Medical therapy may have a role in at least three conditions:
Treat underlying etiology if reversible (i.e. tuberculosis, to reduce risk of progression to constriction)
Treat underlying inflammation to resolve transient constriction (as evidenced by elevated inflammatory markers and imaging findings) – treatments include colchicine, NSAIDS, prednisone, etc.1,6,7
Symptomatic management of right heart failure (i.e. diuretics)
It is important to keep in mind that, if pericardiectomy is possible, medical therapy should not delay the procedure, unless surgery is high risk or contraindicated.
Based on this case, the patient appears to have developed chronic constrictive pericarditis over time, possibly since her first presentation for palpitations, hypotension and edema, two years before referral to pericardiectomy. Furthermore, supporting imaging findings of a significant calcium burden (CT and chest X-ray, constrictive physiology by echo, MRI and catheterization, with negative inflammatory biomarkers (CRP and WSR) along with no signs of pericardial inflammation on CMR suggested a more chronic course. Most importantly, right heart failure resulting in underlying cirrhosis, with established portal hypertension and thrombocytopenia, meant that referral for pericardiectomy was the most appropriate course of management before she developed more significant liver dysfunction, which would have precluded surgery. She underwent successful pericardiectomy two months after presentation and continued to do well after surgery, completing cardiac rehabilitation. Diuretics were progressively tapered off and her platelet count stabilized. She continues to do well months after the procedure.
References
Adler Y, Charron P, Imazio M, et al. The 2015 ESC guidelines on the diagnosis and management of pericardial diseases. Eur Heart J 2015;36:2921-64.
Geske JB, Anavekar NS, Nishimura RA, Oh JK, Gersh BJ. Differentiation of constriction and restriction: complex cardiovascular hemodynamics. J Am Coll Cardiol 2016;68:2329-47.
Chetrit M, Xu B, Kwon DH, et al. Imaging-guided therapies for pericardial diseases. JACC Cardiovasc Imaging 2019. [Epub ahead of print].
Unai S, Johnston DR. Radical pericardiectomy for pericardial diseases. Curr Cardiol Rep 2019;21:6.
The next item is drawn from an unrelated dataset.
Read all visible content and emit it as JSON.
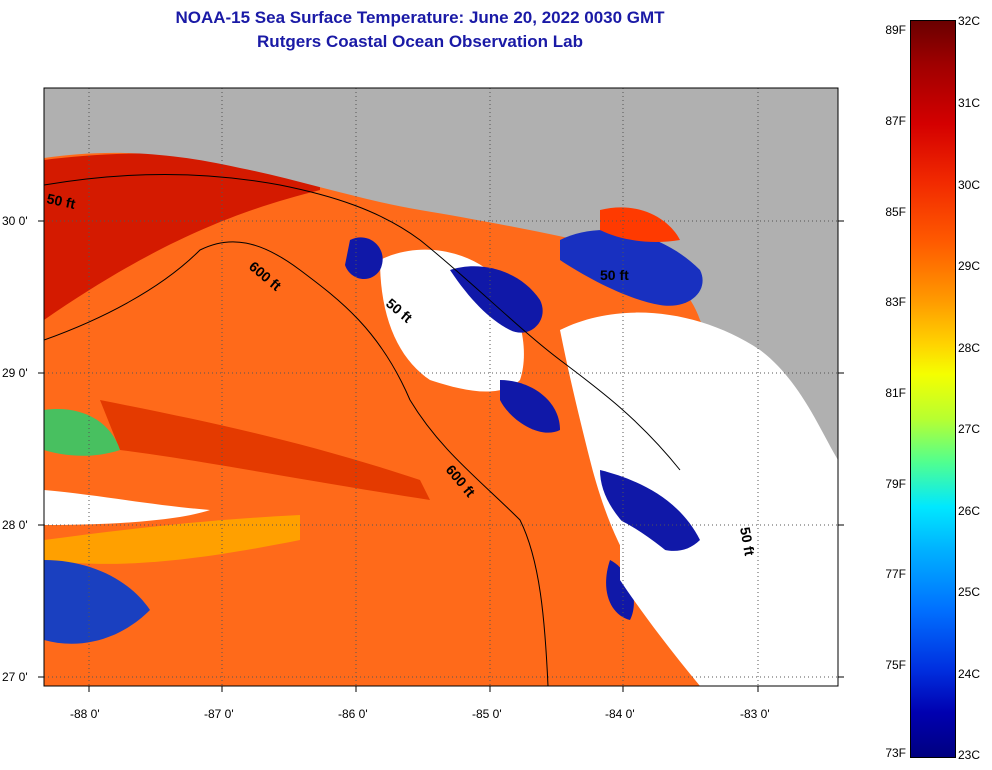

Talreja DR, Nishimura RA, Oh JK, Holmes DR. Constrictive pericarditis in the modern era: novel criteria for diagnosis in the cardiac catheterization laboratory. J Am Coll Cardiol 2008;51:315-9.
Haley JH, Tajik AJ, Danielson GK, Schaff HV, Mulvagh SL, Oh JK. Transient constrictive pericarditis: causes and natural history. J Am Coll Cardiol 2004;43:271-5.
Cremer PC, Kumar A, Kontzias A, et al. Complicated pericarditis: understanding risk factors and pathophysiology to inform imaging and treatment. J Am Coll Cardiol 2016;68:2311-28.